Konuşmasına, bölge barışının temel yolunun, İsrail’in işgal ettiği Arap topraklarından kayıtsız şartsız çekilmesiyle gerçekleşebileceğini belirterek devam eden Esad, Lübnan sorunuyla ilgili her türlü çözüm yaklaşımına destek olacağını dile getirdi. Lübnan konusunda Suriye’ye Lübnan içişlerine karışması yönünde dayatmaların yapıldığını, ayrı bir devlet olan, kendi yasaları, anayasası, siyasal kurum ve kadrolarıyla kendi sorunlarını çözebilecek durumda olan Lübnan’ın, bu zorluğu da kendi gücüyle aşabileceğini belirterek, bu güne kadar Suriye’nin, Lübnan’ın iç işlerine karışmakla suçlanmasının anlamsızlığına işaret etti.
Bu yılı Arap Kültür merkezi olarak başkent Şam’ın ilan edildiği hatırlanacak olursa, bu kadim Emevi kentinin Arap uygarlığı ve kültür derinlikleri için taşıdığı anlam zirvede de yankısını buldu. Başkan Esad, konuşmasında Arap kültürü ve dili konusunda kararlı adımların atılmasına yer vererek, “Arapçanın özendirilip etkinleştirilmesi için özverili çabaların verilmesi gerektiği”ni ısrarla vurguladı.
Beşşar El Esad’ın konuşması tüm gözlemciler tarafından oldukça yumuşak olduğu yönünde yorumlandı. Zirve sonrası beklenen soğuk savaş işaretlerinin yer almadığı açış konuşması, Suriye’nin bu sürece ne ölçüde hakim olduğu ve olayların tutumları yönetmediği, tersine olaylara yön verebileceği yönünde değerlendirildi. Fırtına öncesi sessizlik olarak da görülen açış konuşmasının, zirve sürecinde süren ikili görüşmelerin olumlu seyrini koruma amacına da dönük bir politika olarak yorumlandığı izlendi.
Açılış konuşmalarının yıldızı ise Libya lideri Kaddafi idi. Arapların bölünmesi, güçsüzlükleri, olayların arkasında sürüklenişleri, baskılara boyun eğişleriyle kişiliklerini, varlık olma etkinliklerini kaybettiklerini ve bu sürecin sonucunda da bir ulus olarak da yok olmanın eşiğine geldiklerini dile getirdi. Kaddafi devamla ve zirvede yer alan liderlere hitap ederek “birer manda ( korunma altında) ülkeler halindesiniz” dedi.
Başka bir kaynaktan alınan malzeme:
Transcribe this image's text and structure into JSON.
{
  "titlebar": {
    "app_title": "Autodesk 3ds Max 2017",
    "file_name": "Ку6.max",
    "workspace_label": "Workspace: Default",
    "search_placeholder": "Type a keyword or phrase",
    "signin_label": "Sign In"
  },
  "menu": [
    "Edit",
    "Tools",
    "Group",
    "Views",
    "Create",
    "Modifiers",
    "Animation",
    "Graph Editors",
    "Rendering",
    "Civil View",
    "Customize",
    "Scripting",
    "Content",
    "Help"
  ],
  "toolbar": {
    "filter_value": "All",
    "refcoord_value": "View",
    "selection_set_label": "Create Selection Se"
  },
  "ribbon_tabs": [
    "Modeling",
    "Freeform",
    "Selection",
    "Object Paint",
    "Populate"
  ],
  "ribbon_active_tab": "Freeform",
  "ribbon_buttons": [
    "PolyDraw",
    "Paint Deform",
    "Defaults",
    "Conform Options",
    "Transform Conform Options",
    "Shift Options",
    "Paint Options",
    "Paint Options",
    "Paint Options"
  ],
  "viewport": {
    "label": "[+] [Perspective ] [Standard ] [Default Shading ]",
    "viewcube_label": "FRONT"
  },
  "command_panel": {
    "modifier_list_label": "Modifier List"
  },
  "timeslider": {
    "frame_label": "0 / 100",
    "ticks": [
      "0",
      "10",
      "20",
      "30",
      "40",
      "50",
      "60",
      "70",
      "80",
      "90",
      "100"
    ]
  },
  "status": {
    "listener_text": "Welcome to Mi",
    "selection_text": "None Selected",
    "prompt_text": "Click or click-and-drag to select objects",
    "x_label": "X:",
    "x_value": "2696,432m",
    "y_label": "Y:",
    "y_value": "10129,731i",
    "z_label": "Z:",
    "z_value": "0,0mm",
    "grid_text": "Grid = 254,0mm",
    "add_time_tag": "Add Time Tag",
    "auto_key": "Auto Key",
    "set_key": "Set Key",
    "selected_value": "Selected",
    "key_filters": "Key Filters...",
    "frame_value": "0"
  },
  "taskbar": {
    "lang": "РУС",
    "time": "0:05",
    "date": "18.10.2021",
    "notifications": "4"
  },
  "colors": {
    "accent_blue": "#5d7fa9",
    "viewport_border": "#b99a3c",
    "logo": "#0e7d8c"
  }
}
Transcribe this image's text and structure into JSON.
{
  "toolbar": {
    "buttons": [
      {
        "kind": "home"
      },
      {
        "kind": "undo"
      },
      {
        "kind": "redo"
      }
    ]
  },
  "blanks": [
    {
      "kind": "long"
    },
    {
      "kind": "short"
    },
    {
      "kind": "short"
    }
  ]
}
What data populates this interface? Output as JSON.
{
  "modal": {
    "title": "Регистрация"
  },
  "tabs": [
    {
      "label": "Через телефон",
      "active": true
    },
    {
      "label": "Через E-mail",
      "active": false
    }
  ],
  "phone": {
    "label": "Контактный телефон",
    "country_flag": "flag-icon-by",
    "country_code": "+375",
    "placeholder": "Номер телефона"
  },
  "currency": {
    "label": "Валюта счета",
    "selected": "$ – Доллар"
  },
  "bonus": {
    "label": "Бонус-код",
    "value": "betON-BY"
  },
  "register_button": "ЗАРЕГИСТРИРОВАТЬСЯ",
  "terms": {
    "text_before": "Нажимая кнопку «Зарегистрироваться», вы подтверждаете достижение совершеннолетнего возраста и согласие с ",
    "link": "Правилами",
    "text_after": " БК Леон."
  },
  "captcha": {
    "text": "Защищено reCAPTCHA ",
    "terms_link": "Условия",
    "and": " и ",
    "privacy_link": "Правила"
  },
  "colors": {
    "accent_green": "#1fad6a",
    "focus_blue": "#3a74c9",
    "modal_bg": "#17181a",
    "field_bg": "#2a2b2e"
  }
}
Arapçada genellikle hayvan türlerini korumak için koruma altına alınan bölgeler için söylenen bir terim olan muhmiyi terimini tercih ederek “ülkelerinizin sonu emperyalistlerin nükleer artıklarının defnedileceği yer olmaktan başka bir anlamı olmayacaktır” dedi. Kaddafi, ABD ile dostluğunuzda işe yaramayacaktır, hepinizin, Saddam gibi asılma sıranız gelecektir” diyerek zirveyi şoktan şoka soktu. Bu noktada, “Saddam’da ABD dostuydu, Ramsfeld’in en samimi arkadaşıydı ve ABD icazetiyle İran’a karşı savaşıyordu, işi bitince de onu asmaktan geri kalmadılar” diyerek sürdürdüğü konuşmasını, “Siz Arap liderleri düşmandan daha çok birbirinize düşmansınız, birbirinize karşı muhbirlikle müptelasınız” diyerek tırmandırdı. İran’la, Türkiye’yle, tüm komşularıyla düşmanlık yerine dost olması gereken Arapların, çevresiyle sorunlarını barışçıl yollarla, uluslararası kurumlar yardımıyla çözmeleri gerektiğine vurgu yaparak, İran ile Haliç ülkeleri arasında kimi küçük adaların işgaliyle ilgili sorunlara gönderme yaptı. Afrika’da yer alan Arap ülkelerinin büyük Afrika birliği içinde varlıklarının etkinliğini korumaları gerektiğine de deyinen Kaddafi, zirvenin yıldızı olarak geldiği ve devam ettiği açış konuşması kürsüsünden, siyasi bir ağırlığı var sayılmasa da, Arap halkının gönlünden geçenleri söyleyen bir lider olarak ayrıldı.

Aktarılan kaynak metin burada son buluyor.